Took me a while to figure out why people always say that, or why they will introduce some other element of having been addicted to something. There is no glamour, no glory in being addicted to anything, and being addicted to drugs is about as low as a man can sink. You do awful, awful things that you will be ashamed of for the rest of your life when you are an addict. You allow yourself to be humiliated and relegated to a second-class citizen, and will seriously do just about anything for a fix. There are great number of addiction stereotypes that aren't true, like you don't make any real friends while you are using, or you'll never have a high as good as your first. But that one is true. If you are one of the lucky/blessed ones to get clean, you will have a lifetime of memories to look back upon and cringe endlessly over.

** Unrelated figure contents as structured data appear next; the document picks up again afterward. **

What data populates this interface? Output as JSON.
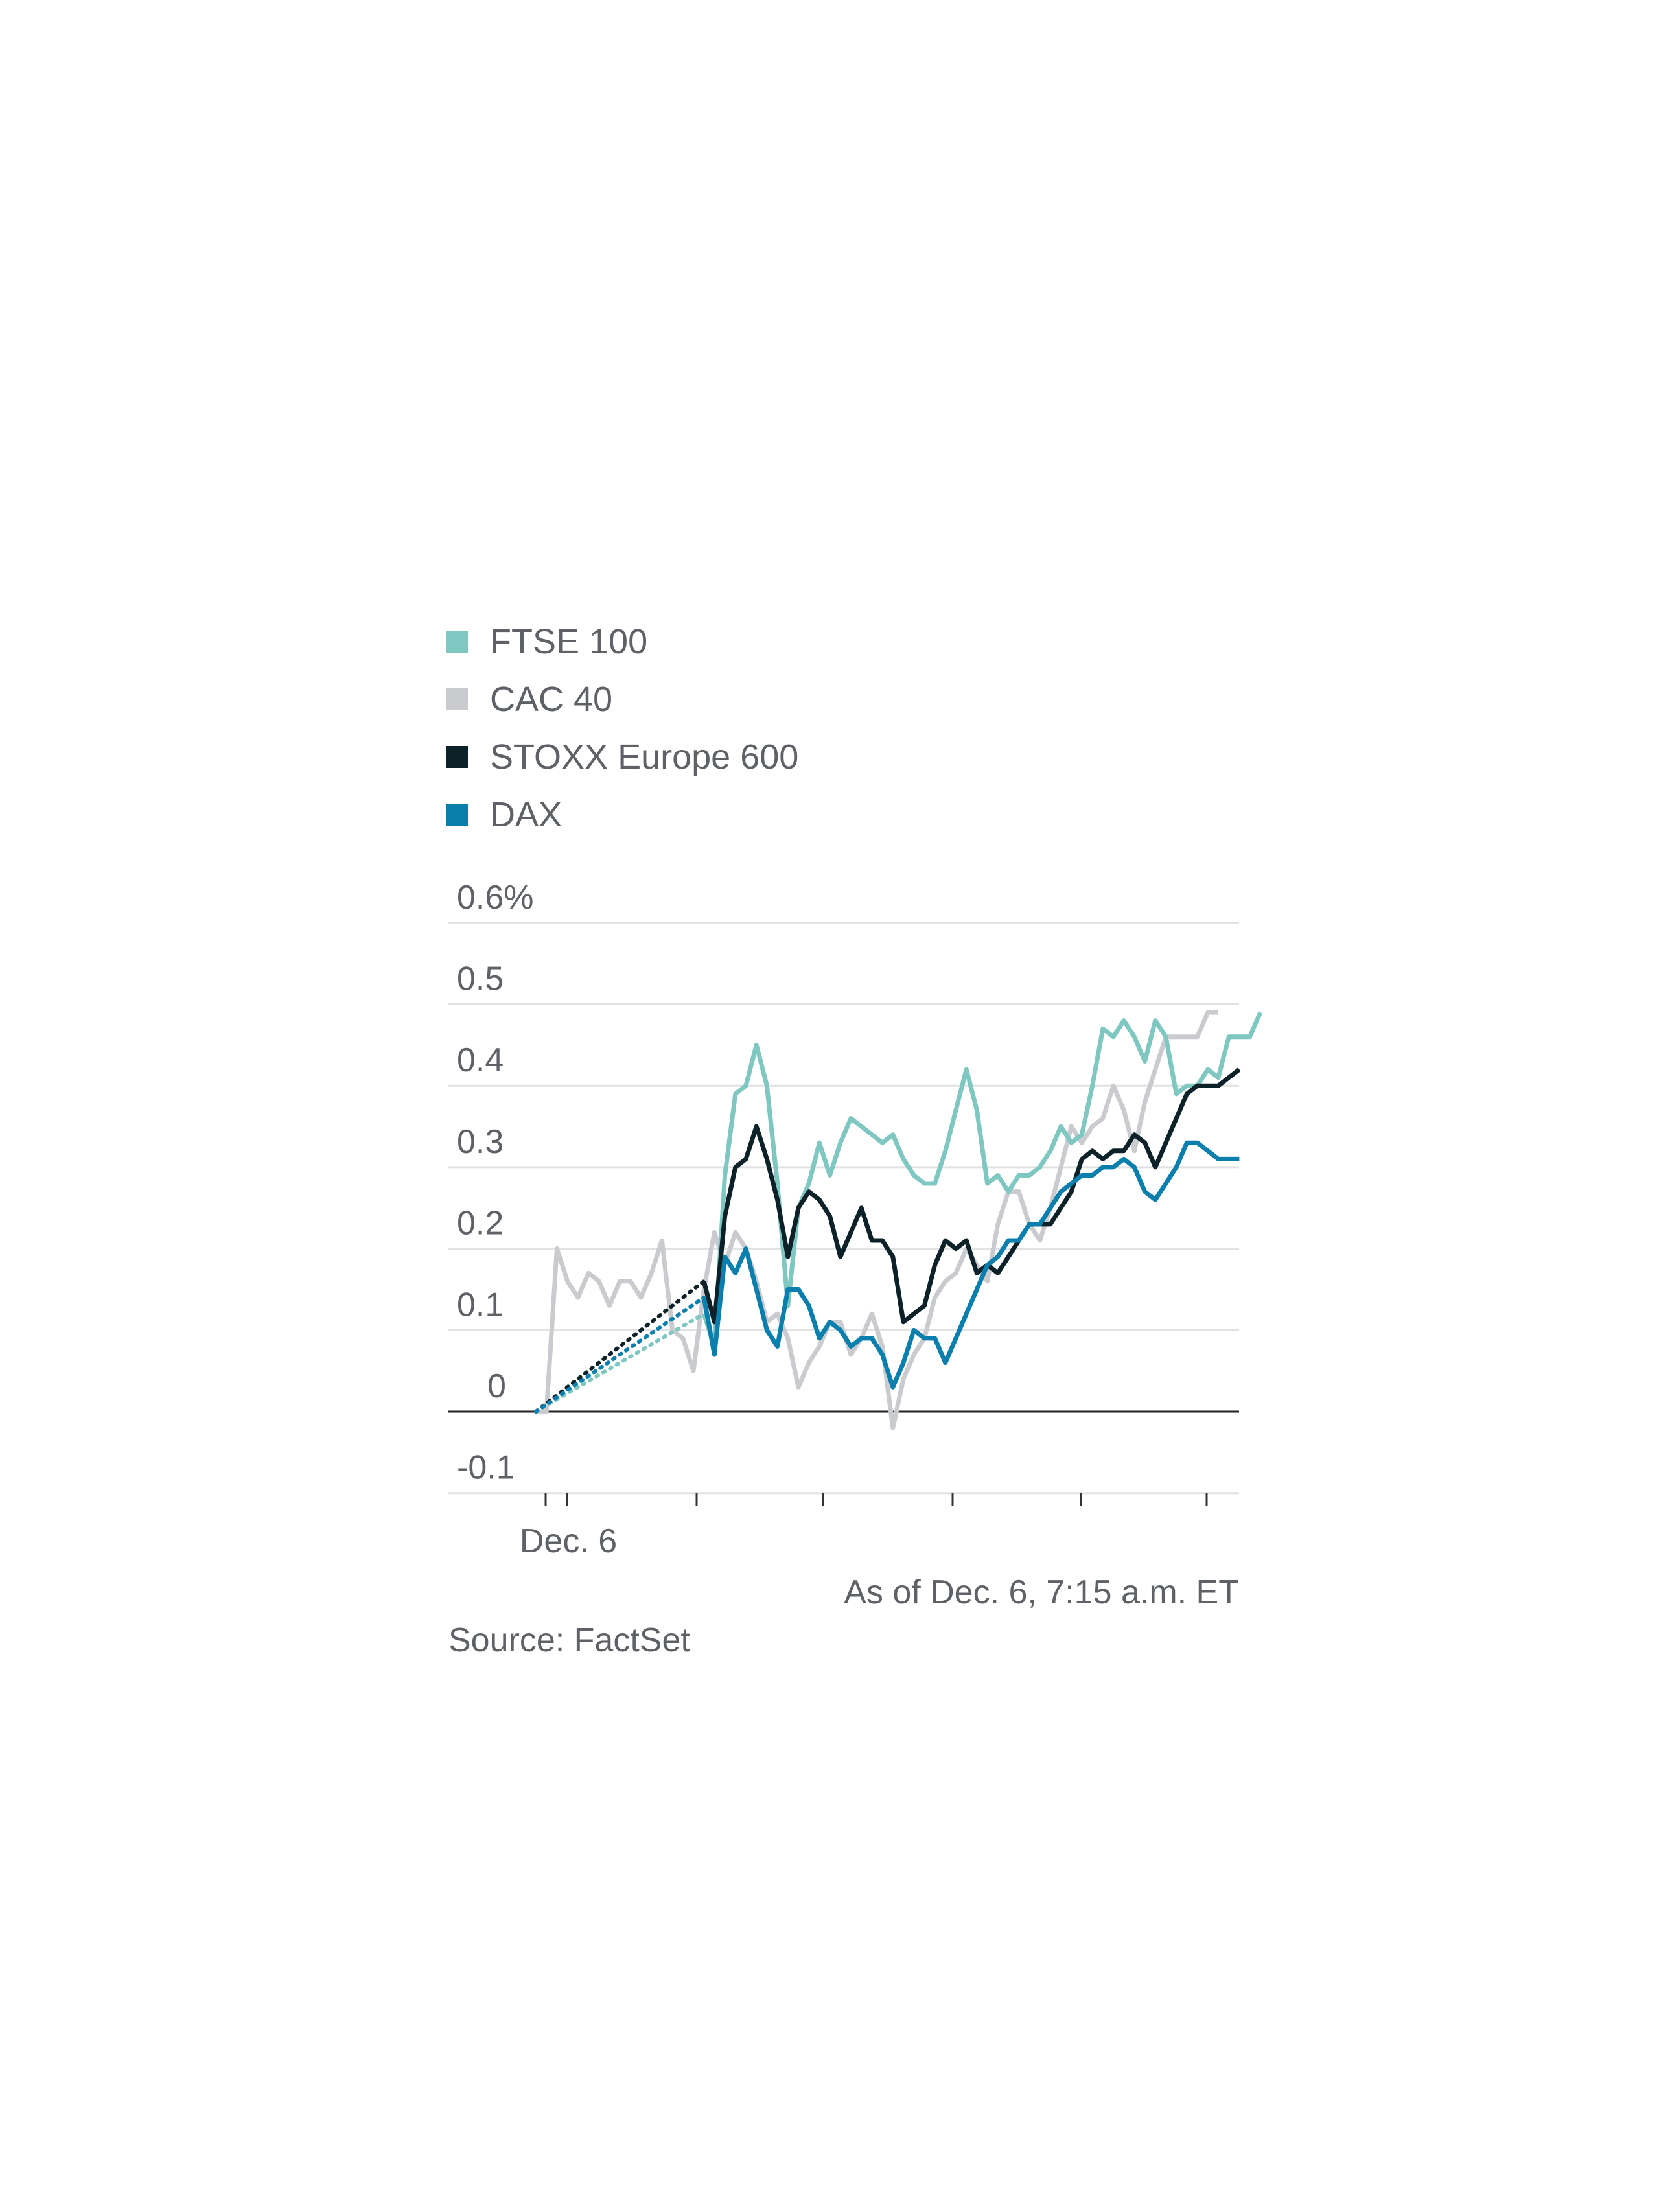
{
  "chart_data": {
    "type": "line",
    "legend_position": "top-left",
    "grid": true,
    "ylim": [
      -0.1,
      0.6
    ],
    "y_ticks": [
      "0.6%",
      "0.5",
      "0.4",
      "0.3",
      "0.2",
      "0.1",
      "0",
      "-0.1"
    ],
    "y_tick_values": [
      0.6,
      0.5,
      0.4,
      0.3,
      0.2,
      0.1,
      0,
      -0.1
    ],
    "x_tick_label": "Dec. 6",
    "note": "As of Dec. 6, 7:15 a.m. ET",
    "source": "Source: FactSet",
    "series": [
      {
        "name": "FTSE 100",
        "color": "#7fc7c1",
        "dotted": [
          [
            0,
            0
          ],
          [
            8,
            0.06
          ],
          [
            16,
            0.12
          ]
        ],
        "values": [
          [
            16,
            0.12
          ],
          [
            17,
            0.08
          ],
          [
            18,
            0.29
          ],
          [
            19,
            0.39
          ],
          [
            20,
            0.4
          ],
          [
            21,
            0.45
          ],
          [
            22,
            0.4
          ],
          [
            23,
            0.28
          ],
          [
            24,
            0.13
          ],
          [
            25,
            0.25
          ],
          [
            26,
            0.28
          ],
          [
            27,
            0.33
          ],
          [
            28,
            0.29
          ],
          [
            29,
            0.33
          ],
          [
            30,
            0.36
          ],
          [
            31,
            0.35
          ],
          [
            32,
            0.34
          ],
          [
            33,
            0.33
          ],
          [
            34,
            0.34
          ],
          [
            35,
            0.31
          ],
          [
            36,
            0.29
          ],
          [
            37,
            0.28
          ],
          [
            38,
            0.28
          ],
          [
            39,
            0.32
          ],
          [
            40,
            0.37
          ],
          [
            41,
            0.42
          ],
          [
            42,
            0.37
          ],
          [
            43,
            0.28
          ],
          [
            44,
            0.29
          ],
          [
            45,
            0.27
          ],
          [
            46,
            0.29
          ],
          [
            47,
            0.29
          ],
          [
            48,
            0.3
          ],
          [
            49,
            0.32
          ],
          [
            50,
            0.35
          ],
          [
            51,
            0.33
          ],
          [
            52,
            0.34
          ],
          [
            53,
            0.4
          ],
          [
            54,
            0.47
          ],
          [
            55,
            0.46
          ],
          [
            56,
            0.48
          ],
          [
            57,
            0.46
          ],
          [
            58,
            0.43
          ],
          [
            59,
            0.48
          ],
          [
            60,
            0.46
          ],
          [
            61,
            0.39
          ],
          [
            62,
            0.4
          ],
          [
            63,
            0.4
          ],
          [
            64,
            0.42
          ],
          [
            65,
            0.41
          ],
          [
            66,
            0.46
          ],
          [
            67,
            0.46
          ],
          [
            68,
            0.46
          ],
          [
            69,
            0.49
          ]
        ]
      },
      {
        "name": "CAC 40",
        "color": "#c9cbcf",
        "values": [
          [
            0,
            0
          ],
          [
            1,
            0
          ],
          [
            2,
            0.2
          ],
          [
            3,
            0.16
          ],
          [
            4,
            0.14
          ],
          [
            5,
            0.17
          ],
          [
            6,
            0.16
          ],
          [
            7,
            0.13
          ],
          [
            8,
            0.16
          ],
          [
            9,
            0.16
          ],
          [
            10,
            0.14
          ],
          [
            11,
            0.17
          ],
          [
            12,
            0.21
          ],
          [
            13,
            0.1
          ],
          [
            14,
            0.09
          ],
          [
            15,
            0.05
          ],
          [
            16,
            0.15
          ],
          [
            17,
            0.22
          ],
          [
            18,
            0.18
          ],
          [
            19,
            0.22
          ],
          [
            20,
            0.2
          ],
          [
            21,
            0.16
          ],
          [
            22,
            0.11
          ],
          [
            23,
            0.12
          ],
          [
            24,
            0.09
          ],
          [
            25,
            0.03
          ],
          [
            26,
            0.06
          ],
          [
            27,
            0.08
          ],
          [
            28,
            0.11
          ],
          [
            29,
            0.11
          ],
          [
            30,
            0.07
          ],
          [
            31,
            0.09
          ],
          [
            32,
            0.12
          ],
          [
            33,
            0.08
          ],
          [
            34,
            -0.02
          ],
          [
            35,
            0.04
          ],
          [
            36,
            0.07
          ],
          [
            37,
            0.09
          ],
          [
            38,
            0.14
          ],
          [
            39,
            0.16
          ],
          [
            40,
            0.17
          ],
          [
            41,
            0.2
          ],
          [
            42,
            0.18
          ],
          [
            43,
            0.16
          ],
          [
            44,
            0.23
          ],
          [
            45,
            0.27
          ],
          [
            46,
            0.27
          ],
          [
            47,
            0.23
          ],
          [
            48,
            0.21
          ],
          [
            49,
            0.25
          ],
          [
            50,
            0.3
          ],
          [
            51,
            0.35
          ],
          [
            52,
            0.33
          ],
          [
            53,
            0.35
          ],
          [
            54,
            0.36
          ],
          [
            55,
            0.4
          ],
          [
            56,
            0.37
          ],
          [
            57,
            0.32
          ],
          [
            58,
            0.38
          ],
          [
            59,
            0.42
          ],
          [
            60,
            0.46
          ],
          [
            61,
            0.46
          ],
          [
            62,
            0.46
          ],
          [
            63,
            0.46
          ],
          [
            64,
            0.49
          ],
          [
            65,
            0.49
          ]
        ]
      },
      {
        "name": "STOXX Europe 600",
        "color": "#0d2129",
        "dotted": [
          [
            0,
            0
          ],
          [
            8,
            0.08
          ],
          [
            16,
            0.16
          ]
        ],
        "values": [
          [
            16,
            0.16
          ],
          [
            17,
            0.11
          ],
          [
            18,
            0.24
          ],
          [
            19,
            0.3
          ],
          [
            20,
            0.31
          ],
          [
            21,
            0.35
          ],
          [
            22,
            0.31
          ],
          [
            23,
            0.26
          ],
          [
            24,
            0.19
          ],
          [
            25,
            0.25
          ],
          [
            26,
            0.27
          ],
          [
            27,
            0.26
          ],
          [
            28,
            0.24
          ],
          [
            29,
            0.19
          ],
          [
            30,
            0.22
          ],
          [
            31,
            0.25
          ],
          [
            32,
            0.21
          ],
          [
            33,
            0.21
          ],
          [
            34,
            0.19
          ],
          [
            35,
            0.11
          ],
          [
            36,
            0.12
          ],
          [
            37,
            0.13
          ],
          [
            38,
            0.18
          ],
          [
            39,
            0.21
          ],
          [
            40,
            0.2
          ],
          [
            41,
            0.21
          ],
          [
            42,
            0.17
          ],
          [
            43,
            0.18
          ],
          [
            44,
            0.17
          ],
          [
            45,
            0.19
          ],
          [
            46,
            0.21
          ],
          [
            47,
            0.23
          ],
          [
            48,
            0.23
          ],
          [
            49,
            0.23
          ],
          [
            50,
            0.25
          ],
          [
            51,
            0.27
          ],
          [
            52,
            0.31
          ],
          [
            53,
            0.32
          ],
          [
            54,
            0.31
          ],
          [
            55,
            0.32
          ],
          [
            56,
            0.32
          ],
          [
            57,
            0.34
          ],
          [
            58,
            0.33
          ],
          [
            59,
            0.3
          ],
          [
            60,
            0.33
          ],
          [
            61,
            0.36
          ],
          [
            62,
            0.39
          ],
          [
            63,
            0.4
          ],
          [
            64,
            0.4
          ],
          [
            65,
            0.4
          ],
          [
            66,
            0.41
          ],
          [
            67,
            0.42
          ]
        ]
      },
      {
        "name": "DAX",
        "color": "#0a7fad",
        "dotted": [
          [
            0,
            0
          ],
          [
            8,
            0.07
          ],
          [
            16,
            0.14
          ]
        ],
        "values": [
          [
            16,
            0.14
          ],
          [
            17,
            0.07
          ],
          [
            18,
            0.19
          ],
          [
            19,
            0.17
          ],
          [
            20,
            0.2
          ],
          [
            21,
            0.15
          ],
          [
            22,
            0.1
          ],
          [
            23,
            0.08
          ],
          [
            24,
            0.15
          ],
          [
            25,
            0.15
          ],
          [
            26,
            0.13
          ],
          [
            27,
            0.09
          ],
          [
            28,
            0.11
          ],
          [
            29,
            0.1
          ],
          [
            30,
            0.08
          ],
          [
            31,
            0.09
          ],
          [
            32,
            0.09
          ],
          [
            33,
            0.07
          ],
          [
            34,
            0.03
          ],
          [
            35,
            0.06
          ],
          [
            36,
            0.1
          ],
          [
            37,
            0.09
          ],
          [
            38,
            0.09
          ],
          [
            39,
            0.06
          ],
          [
            40,
            0.09
          ],
          [
            41,
            0.12
          ],
          [
            42,
            0.15
          ],
          [
            43,
            0.18
          ],
          [
            44,
            0.19
          ],
          [
            45,
            0.21
          ],
          [
            46,
            0.21
          ],
          [
            47,
            0.23
          ],
          [
            48,
            0.23
          ],
          [
            49,
            0.25
          ],
          [
            50,
            0.27
          ],
          [
            51,
            0.28
          ],
          [
            52,
            0.29
          ],
          [
            53,
            0.29
          ],
          [
            54,
            0.3
          ],
          [
            55,
            0.3
          ],
          [
            56,
            0.31
          ],
          [
            57,
            0.3
          ],
          [
            58,
            0.27
          ],
          [
            59,
            0.26
          ],
          [
            60,
            0.28
          ],
          [
            61,
            0.3
          ],
          [
            62,
            0.33
          ],
          [
            63,
            0.33
          ],
          [
            64,
            0.32
          ],
          [
            65,
            0.31
          ],
          [
            66,
            0.31
          ],
          [
            67,
            0.31
          ]
        ]
      }
    ]
  }
}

So why is everyone in such as race to compare dick size? The word "junkie" gets dropped so casually, attached to everything from "pop culture" to "fashion." Way back I received some hate mail (http://tinyurl.com/3z9ny4w), and if you read that letter you'll infer the same twisted logic. I don't want to say "jealousy" because only a brain-dead turd could possibly envy someone giving handjobs for nickel backs behind the Gas 'n' Go, but it's not that far off.
When I hear about stuff like "Internet Addiction," I have the same reaction, as though there is pride in affliction ("Ooh, me too, me too!"). You can spend too much time online, sure, and if you look at those high risk categories, I am pleading fucking guilty, right down to the "moody teenager" defense. But "addicted"? It reminds me of Bob Saget at the AA meeting in Half Baked.
Some doctors say it's hard to define addiction. But I think the "I sucked a dick for it" is a pretty good barometer, whether figuratively or literally (and, no, I never got that bad. I was about...a...week...away).
That's probably enough for today. Besides I haven't checked my e-mail in seven minutes. And I might've missed that acceptance letter from Norton!